Propelled by public panic over crime, the private security industry is one of the fastest growing enterprises in the U.S., spending more money and employing more guards than public police forces around the country. In 1990 alone, $52 billion was spent on private security, compared to $30 billion on police. More than 10,000 private security companies employ some 1.5 million guards, nearly triple the 554,000 state and local police officers.
And the industry which generates billions in profits is growing rapidly. One congressional advocate of increased regulation says national labor statistics indicate that more jobs will be created in the private security field than any other categories over the next decade. Industry executives estimate that the number of private guards will surge to 2 million by the year 2000.
This rush to employ private guards reflects the militarization of America. Private firms are arming guards at a pace to match the rapid expansion of non-sporting firearms in private hands. America is an armed camp, with an estimated 200 million guns in private hands. The more than 100,000 gun-toting private guards have more firepower than the combined police forces of the nation’s 30 largest urban centers.

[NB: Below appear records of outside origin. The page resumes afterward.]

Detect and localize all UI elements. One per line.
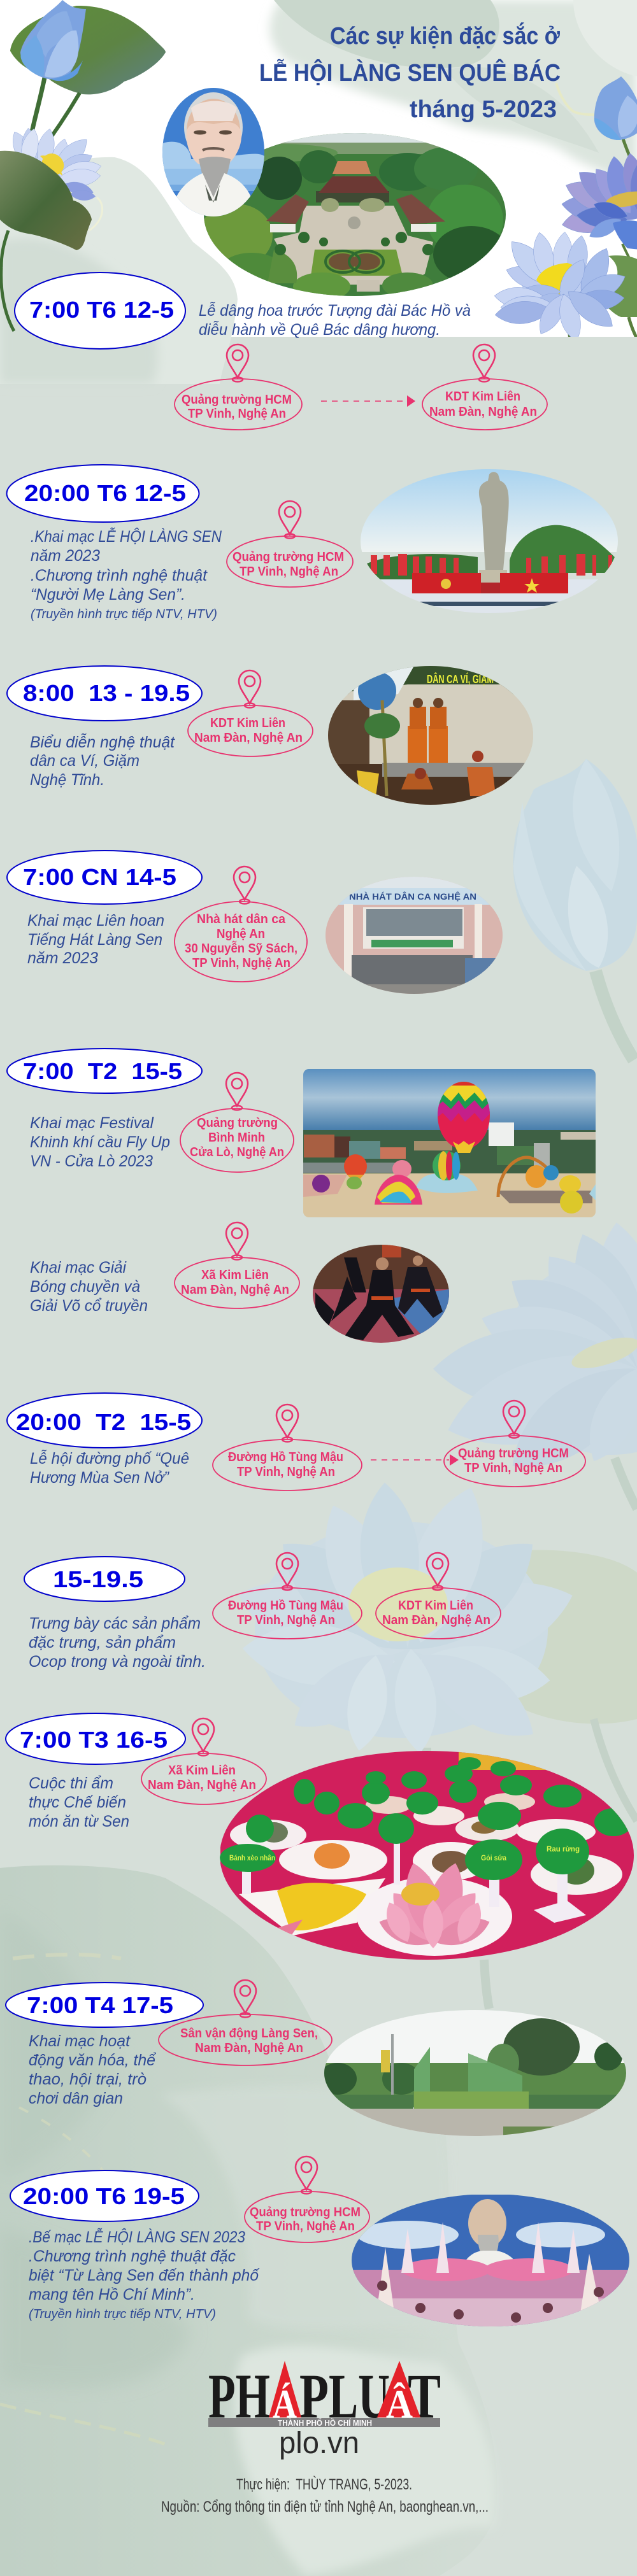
location: KDT Kim Lien: KDT Kim Liên: [398, 1599, 473, 1613]
location: Quảng trường HCM: [250, 2205, 361, 2219]
description: [29, 2032, 156, 2107]
description: Nghệ Tĩnh.: [30, 771, 104, 789]
description: biệt “Từ Làng Sen đến thành phố: [29, 2267, 260, 2284]
description: .Khai mạc LỄ HỘI LÀNG SEN: [31, 527, 222, 546]
photo: folk song performance: DÂN CA VÍ, GIẶM: [427, 672, 494, 686]
time label: 7:00 T6 12-5: [29, 297, 174, 323]
location: TP Vinh, Nghệ An: [256, 2219, 355, 2233]
event 10: 20:00 T6 19-5: [10, 2156, 630, 2328]
location: [141, 1718, 266, 1804]
time label: 15-19.5: [53, 1566, 143, 1592]
time label: 8:00 13 - 19.5: [23, 680, 190, 706]
logo: Phap Luat: PH: [208, 2361, 270, 2431]
photo: statue at HCM square: [361, 469, 618, 614]
time label: 7:00 CN 14-5: [23, 864, 176, 890]
description: Khai mạc Festival: [30, 1114, 154, 1132]
description: Giải Võ cổ truyền: [30, 1297, 148, 1315]
icon: leaf right: [609, 255, 637, 317]
description: đặc trưng, sản phẩm: [29, 1634, 176, 1652]
location: Duong Ho Tung Mau: [213, 1553, 362, 1639]
description: Tiếng Hát Làng Sen: [27, 931, 162, 949]
portrait: Ho Chi Minh: [162, 88, 264, 216]
description: [199, 301, 471, 339]
top left lotus and leaves: [0, 0, 166, 331]
location: Nam Đàn, Nghệ An: [195, 2041, 303, 2055]
location: Cửa Lò, Nghệ An: [190, 1145, 284, 1159]
icon: dark green leaf: [0, 151, 92, 250]
photo: lotus dishes: Gỏi sứa: [481, 1853, 506, 1862]
time label: [7, 666, 202, 721]
time label: 7:00 T3 16-5: [20, 1727, 168, 1753]
location: Xã Kim Liên: [168, 1764, 236, 1778]
icon: green lotus leaf: [10, 6, 166, 94]
description: Trưng bày các sản phẩm: [29, 1615, 201, 1632]
description: món ăn từ Sen: [29, 1813, 129, 1830]
photo: Lang Sen stadium: [318, 2010, 626, 2137]
time label: [7, 1049, 202, 1093]
photo: folk theatre: [326, 877, 503, 994]
location: Quang truong HCM: TP Vinh, Nghệ An: [464, 1461, 562, 1475]
description: .Chương trình nghệ thuật đặc: [29, 2247, 236, 2265]
description: (Truyền hình trực tiếp NTV, HTV): [29, 2307, 216, 2321]
location: Nam Đàn, Nghệ An: [194, 731, 303, 745]
credits: Nguồn: Cổng thông tin điện tử tỉnh Nghệ An, baonghean.vn,...: [161, 2498, 489, 2516]
time label: 7:00 T2 15-5: [23, 1058, 182, 1084]
title: tháng 5-2023: [410, 96, 557, 123]
event 2: 20:00 T6 12-5: [6, 465, 618, 621]
photo: folk song performance: [328, 666, 534, 805]
location: [188, 670, 313, 756]
description: “Người Mẹ Làng Sen”.: [31, 586, 185, 604]
icon: stems: [1, 78, 80, 331]
location: Bình Minh: [208, 1131, 265, 1145]
description: [29, 1615, 206, 1671]
location: Duong Ho Tung Mau: TP Vinh, Nghệ An: [237, 1465, 335, 1479]
location: KDT Kim Liên: [210, 716, 285, 730]
location: Quang truong HCM: TP Vinh, Nghệ An: [188, 407, 286, 421]
description: Khinh khí cầu Fly Up: [30, 1133, 170, 1151]
description: Lễ dâng hoa trước Tượng đài Bác Hồ và: [199, 301, 471, 320]
description: động văn hóa, thể: [29, 2051, 156, 2069]
location: KDT Kim Lien: Nam Đàn, Nghệ An: [429, 405, 537, 419]
icon: light blue flower: [8, 127, 103, 201]
logo: Phap Luat: Ậ: [386, 2381, 413, 2426]
location: Nhà hát dân ca: [197, 912, 286, 926]
location: Duong Ho Tung Mau: Đường Hồ Tùng Mậu: [228, 1599, 343, 1613]
logo: Phap Luat: T: [408, 2361, 441, 2431]
description: [30, 1449, 189, 1487]
location: [227, 501, 353, 587]
description: Hương Mùa Sen Nở”: [30, 1469, 170, 1487]
description: chơi dân gian: [29, 2090, 123, 2107]
time label: 20:00 T2 15-5: [16, 1409, 191, 1435]
location: Quảng trường HCM: [233, 550, 344, 564]
location: 30 Nguyễn Sỹ Sách,: [185, 940, 297, 956]
location: [245, 2156, 369, 2242]
time label: [6, 1713, 185, 1764]
description: năm 2023: [31, 547, 100, 565]
event 8: 7:00 T3 16-5: [6, 1713, 634, 1961]
location: Xã Kim Liên: [201, 1268, 269, 1282]
description: Lễ hội đường phố “Quê: [30, 1449, 189, 1468]
time label: [24, 1557, 185, 1601]
description: thao, hội trại, trò: [29, 2070, 147, 2088]
description: VN - Cửa Lò 2023: [30, 1152, 153, 1170]
photo: lotus dishes: [220, 1751, 634, 1961]
logo: Phap Luat: LU: [329, 2361, 390, 2431]
location: [175, 867, 307, 982]
logo: Phap Luat: THÀNH PHỐ HỒ CHÍ MINH: [278, 2418, 372, 2428]
description: (Truyền hình trực tiếp NTV, HTV): [31, 607, 217, 621]
description: .Chương trình nghệ thuật: [31, 567, 208, 584]
arrow: [371, 1454, 459, 1466]
description: Khai mạc Giải: [30, 1259, 127, 1277]
description: [29, 2227, 260, 2321]
icon: blue bud right: [594, 76, 637, 140]
location: Quảng trường: [197, 1116, 278, 1130]
description: Khai mạc Liên hoan: [27, 912, 164, 930]
location: [175, 1222, 299, 1308]
photo: hot air balloons: [299, 1069, 596, 1218]
description: Cuộc thi ẩm: [29, 1774, 113, 1792]
event 3: 8:00 13-19.5: [7, 666, 534, 805]
description: [30, 1259, 148, 1315]
location: KDT Kim Lien: [376, 1553, 501, 1639]
time label: [7, 1393, 202, 1448]
title: [259, 22, 561, 123]
event 7: 15-19.5: [24, 1553, 501, 1671]
event 1: 7:00 T6 12-5: [15, 272, 547, 430]
time label: 7:00 T4 17-5: [27, 1992, 173, 2018]
location: Quang truong HCM: [444, 1401, 585, 1487]
description: [29, 1774, 129, 1830]
faded leaf and lotus centre: [227, 1478, 637, 2009]
location: Quang truong HCM: [175, 344, 302, 430]
icon: pale blue flower: [494, 232, 626, 337]
photo: lotus dishes: Bánh xèo nhân: [229, 1853, 275, 1862]
description: [27, 912, 164, 967]
location: Duong Ho Tung Mau: [213, 1405, 362, 1490]
description: Bóng chuyền và: [30, 1278, 140, 1296]
description: [30, 733, 175, 789]
location: [180, 1073, 294, 1172]
location: KDT Kim Lien: [422, 344, 547, 430]
description: diễu hành về Quê Bác dâng hương.: [199, 320, 440, 339]
photo: stage performance: [352, 2195, 630, 2328]
location: Duong Ho Tung Mau: TP Vinh, Nghệ An: [237, 1613, 335, 1627]
arrow: [321, 395, 415, 407]
description: năm 2023: [27, 949, 98, 967]
event 4: 7:00 CN 14-5: [7, 851, 503, 994]
location: Sân vận động Làng Sen,: [180, 2027, 318, 2041]
description: dân ca Ví, Giặm: [30, 752, 140, 770]
description: thực Chế biến: [29, 1794, 126, 1811]
photo: folk theatre: NHÀ HÁT DÂN CA NGHỆ AN: [349, 891, 476, 902]
logo: Phap Luat: Á: [273, 2381, 297, 2426]
time label: [6, 1983, 203, 2027]
description: Khai mạc hoạt: [29, 2032, 131, 2050]
photo: Kim Lien memorial aerial view: [199, 131, 510, 301]
location: KDT Kim Lien: Nam Đàn, Nghệ An: [382, 1613, 490, 1627]
location: TP Vinh, Nghệ An: [192, 956, 290, 970]
photo: martial arts: [313, 1245, 449, 1347]
event 5: 7:00 T2 15-5: [7, 1049, 596, 1218]
event 6: 20:00 T2 15-5: [7, 1393, 585, 1490]
event 5b: volleyball and martial arts: [30, 1222, 449, 1347]
faded lotus bud: [513, 759, 637, 1060]
icon: blue lotus bud: [20, 0, 86, 81]
location: Nam Đàn, Nghệ An: [148, 1778, 256, 1792]
time label: [6, 465, 199, 522]
website: plo.vn: [279, 2426, 359, 2460]
location: Nghệ An: [217, 927, 265, 941]
time label: 20:00 T6 12-5: [24, 480, 186, 506]
event 9: 7:00 T4 17-5: [6, 1980, 626, 2137]
icon: stems right: [569, 137, 637, 337]
icon: deep blue flower right: [560, 152, 637, 250]
description: [31, 527, 222, 621]
time label: [15, 272, 185, 349]
description: Biểu diễn nghệ thuật: [30, 733, 175, 751]
location: Quang truong HCM: Quảng trường HCM: [458, 1447, 569, 1461]
credits: Thực hiện: THÙY TRANG, 5-2023.: [236, 2476, 412, 2493]
location: KDT Kim Lien: KDT Kim Liên: [445, 390, 520, 404]
logo: Phap Luat: [208, 2361, 441, 2431]
logo: Phap Luat: P: [299, 2361, 329, 2431]
description: Ocop trong và ngoài tỉnh.: [29, 1653, 206, 1671]
photo: lotus dishes: Rau rừng: [547, 1844, 580, 1853]
title: LỄ HỘI LÀNG SEN QUÊ BÁC: [259, 58, 561, 87]
description: .Bế mạc LỄ HỘI LÀNG SEN 2023: [29, 2227, 245, 2246]
credits: [161, 2476, 489, 2516]
location: Quang truong HCM: Quảng trường HCM: [182, 393, 292, 407]
title: Các sự kiện đặc sắc ở: [330, 22, 561, 50]
time label: 20:00 T6 19-5: [23, 2183, 185, 2209]
location: [159, 1980, 332, 2065]
description: [30, 1114, 170, 1170]
location: Duong Ho Tung Mau: Đường Hồ Tùng Mậu: [228, 1450, 343, 1464]
time label: [7, 851, 202, 904]
time label: [10, 2170, 199, 2221]
location: TP Vinh, Nghệ An: [240, 565, 338, 579]
location: Nam Đàn, Nghệ An: [181, 1283, 289, 1297]
faded lotus flower right: [433, 1219, 637, 1509]
description: mang tên Hồ Chí Minh”.: [29, 2286, 195, 2304]
top right lotus flowers: [494, 76, 637, 343]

At the forefront is the Special Response Corporation (SRC), based in Towson, Maryland, SRC’s ads feature a uniformed agent wielding a riot shield beneath a headline which proclaims: A Private Army When You Need It Most. SRC promises prospective employers that we can provide the security and control measures necessary for the continued operation of the business in the event of a strike. SRC vouches for the professionalism of its agents, stating that they all have prior military or law enforcement experience. In 1990, SRC helped precipitate a melee when its guards used martial arts sticks against striking newspaper workers in New York City.

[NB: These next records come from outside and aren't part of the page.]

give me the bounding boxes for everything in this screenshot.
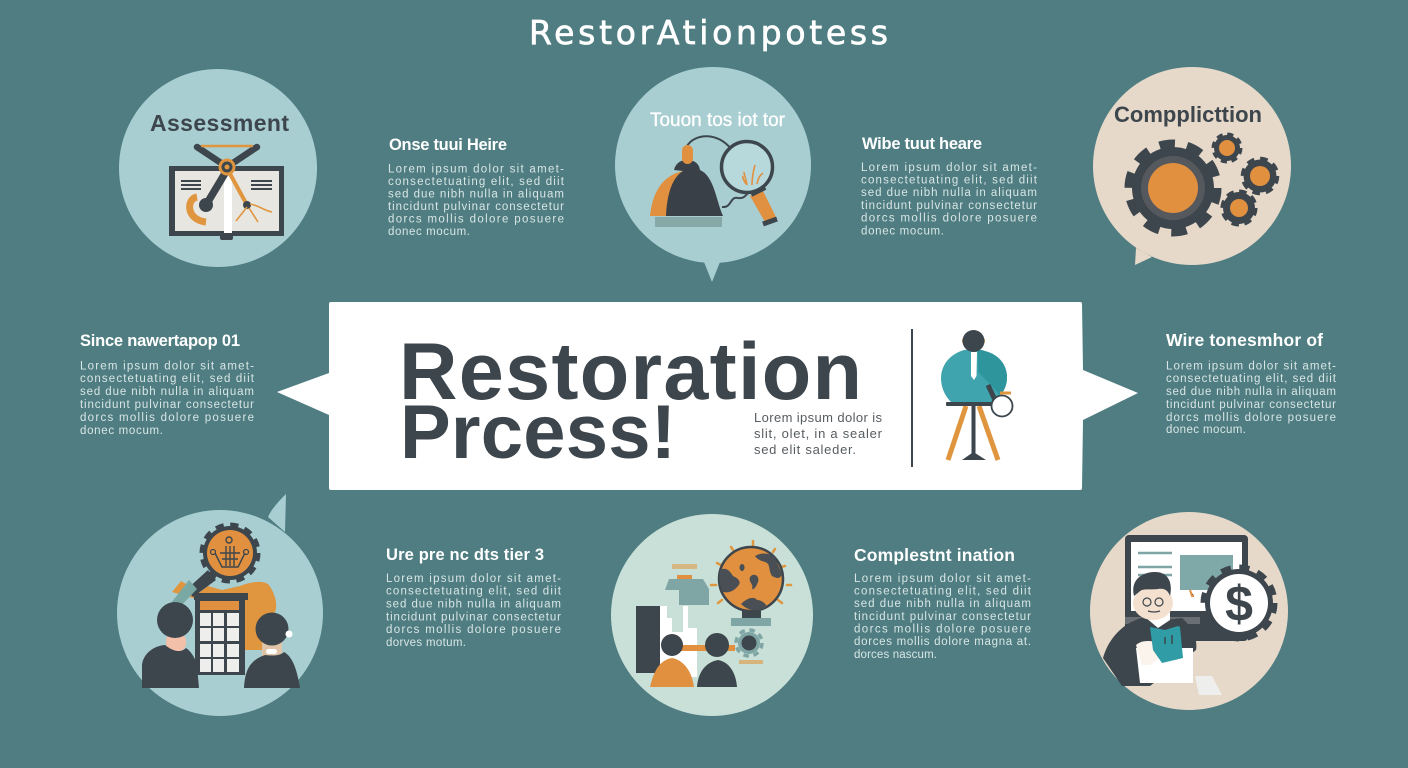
text block: three: dorves motum. <box>386 637 466 649</box>
text block: right <box>1166 330 1337 436</box>
text block: one: tincidunt pulvinar consectetur <box>388 201 564 213</box>
icon: accountant at monitor with dollar gear: $ <box>1225 576 1253 632</box>
banner caption: slit, olet, in a sealer <box>754 426 883 441</box>
panel: completion speech bubble <box>1093 67 1291 265</box>
text block: two: donec mocum. <box>861 226 944 238</box>
panel: assessment circle <box>119 69 317 267</box>
icon: globe with team <box>636 541 791 687</box>
text block: right: sed due nibh nulla in aliquam <box>1166 386 1336 398</box>
text block: three: consectetuating elit, sed diit <box>386 586 562 598</box>
panel: inspection speech bubble <box>615 67 811 282</box>
completion heading: Compplicttion <box>1114 102 1262 127</box>
icon: accountant at monitor with dollar gear <box>1103 535 1274 695</box>
text block: two: dorcs mollis dolore posuere <box>861 212 1037 224</box>
text block: four: dorces mollis dolore magna at. <box>854 636 1031 648</box>
panel: finance circle <box>1090 512 1288 710</box>
icon: gears <box>1129 134 1277 232</box>
text block: four: sed due nibh nulla in aliquam <box>854 598 1031 610</box>
panel: research circle <box>611 514 813 716</box>
text block: four: dorces nascum. <box>854 649 937 661</box>
banner title <box>399 327 862 475</box>
banner caption <box>754 410 883 457</box>
panel: planning speech bubble <box>117 494 323 716</box>
text block: three: tincidunt pulvinar consectetur <box>386 612 561 624</box>
text block: one <box>388 136 565 238</box>
text block: right: consectetuating elit, sed diit <box>1166 373 1337 385</box>
banner title: Prcess! <box>400 390 676 475</box>
text block: four: consectetuating elit, sed diit <box>854 586 1032 598</box>
banner caption: sed elit saleder. <box>754 442 856 457</box>
text block: two: consectetuating elit, sed diit <box>861 174 1038 186</box>
text block: one: consectetuating elit, sed diit <box>388 176 565 188</box>
text block: two: tincidunt pulvinar consectetur <box>861 200 1037 212</box>
text block: two: Wibe tuut heare <box>862 135 982 153</box>
text block: four: Lorem ipsum dolor sit amet- <box>854 573 1031 585</box>
text block: one: donec mocum. <box>388 226 470 238</box>
icon: seated figure <box>941 330 1012 460</box>
inspection heading: Touon tos iot tor <box>650 110 786 131</box>
text block: right: dorcs mollis dolore posuere <box>1166 412 1336 424</box>
text block: four: tincidunt pulvinar consectetur <box>854 611 1031 623</box>
text block: one: Onse tuui Heire <box>389 136 507 154</box>
text block: left: Since nawertapop 01 <box>80 332 240 350</box>
text block: two: Lorem ipsum dolor sit amet- <box>861 162 1037 174</box>
panel: central banner <box>277 302 1138 490</box>
text block: two <box>861 135 1038 238</box>
text block: left <box>80 332 255 437</box>
text block: left: tincidunt pulvinar consectetur <box>80 399 254 411</box>
icon: bell and magnifier <box>650 136 777 227</box>
text block: right: donec mocum. <box>1166 424 1246 436</box>
text block: right: Lorem ipsum dolor sit amet- <box>1166 360 1336 372</box>
text block: left: sed due nibh nulla in aliquam <box>80 386 254 398</box>
assessment heading: Assessment <box>150 110 289 136</box>
text block: left: consectetuating elit, sed diit <box>80 373 255 385</box>
text block: right: tincidunt pulvinar consectetur <box>1166 399 1336 411</box>
text block: three: sed due nibh nulla in aliquam <box>386 598 561 610</box>
text block: three: Lorem ipsum dolor sit amet- <box>386 573 561 585</box>
text block: left: donec mocum. <box>80 425 163 437</box>
text block: four: dorcs mollis dolore posuere <box>854 624 1031 636</box>
icon: book with compass <box>169 146 284 240</box>
title: RestorAtionpotess <box>529 13 888 52</box>
icon: team with calculator and gear <box>142 526 300 688</box>
text block: four <box>854 545 1032 661</box>
text block: left: dorcs mollis dolore posuere <box>80 412 254 424</box>
text block: four: Complestnt ination <box>854 545 1015 565</box>
text block: one: dorcs mollis dolore posuere <box>388 214 564 226</box>
text block: two: sed due nibh nulla in aliquam <box>861 187 1037 199</box>
text block: three <box>386 546 562 649</box>
text block: right: Wire tonesmhor of <box>1166 330 1323 350</box>
text block: left: Lorem ipsum dolor sit amet- <box>80 360 254 372</box>
text block: one: Lorem ipsum dolor sit amet- <box>388 164 564 176</box>
text block: one: sed due nibh nulla in aliquam <box>388 188 564 200</box>
banner title: Restoration <box>399 327 862 417</box>
text block: three: dorcs mollis dolore posuere <box>386 624 561 636</box>
text block: three: Ure pre nc dts tier 3 <box>386 546 544 564</box>
banner caption: Lorem ipsum dolor is <box>754 410 882 425</box>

Among the most outspoken critics to emerge from within the industry is Ira Lipman, president of Guardsmark, the country’s fifth largest security firm. He draws a dismal picture of the industry, asserting that there are security officers in this nation who are convicted murderers and rapists, who are thrilled at the sight of fire, who think that a uniform gives them authority, and that a gun gives them power, who cannot control their urges or contain their wants, who prey on those they are hired to protect. The industry’s greatest weakness, he contends is the lack of rigorous background checks. [Security firms] do not even attempt to check applicants’ criminal records, military service records, personal references, previous employers or educational claims. They don’t test for literacy, they don’t test for drug use, and they don’t evaluate psychological fitness.
Free People – This article is about 10 years old and even more relevant today. According to statistics we have seen, there is a 5:1 ratio of private police to public police (hired by levels of the government). As the abuse of our once Constitutional law enforcement expands beyond recognition, it is sobering to think of the abuse we might witness at the hands of these mercenaries. We have heard the stories from Iraq regarding Blackwater, yet now we are finding Blackwater counterparts cropping up in a small town like Hardin, MT. Heavily armed, bound by no Oath, this is America’s greatest nightmare.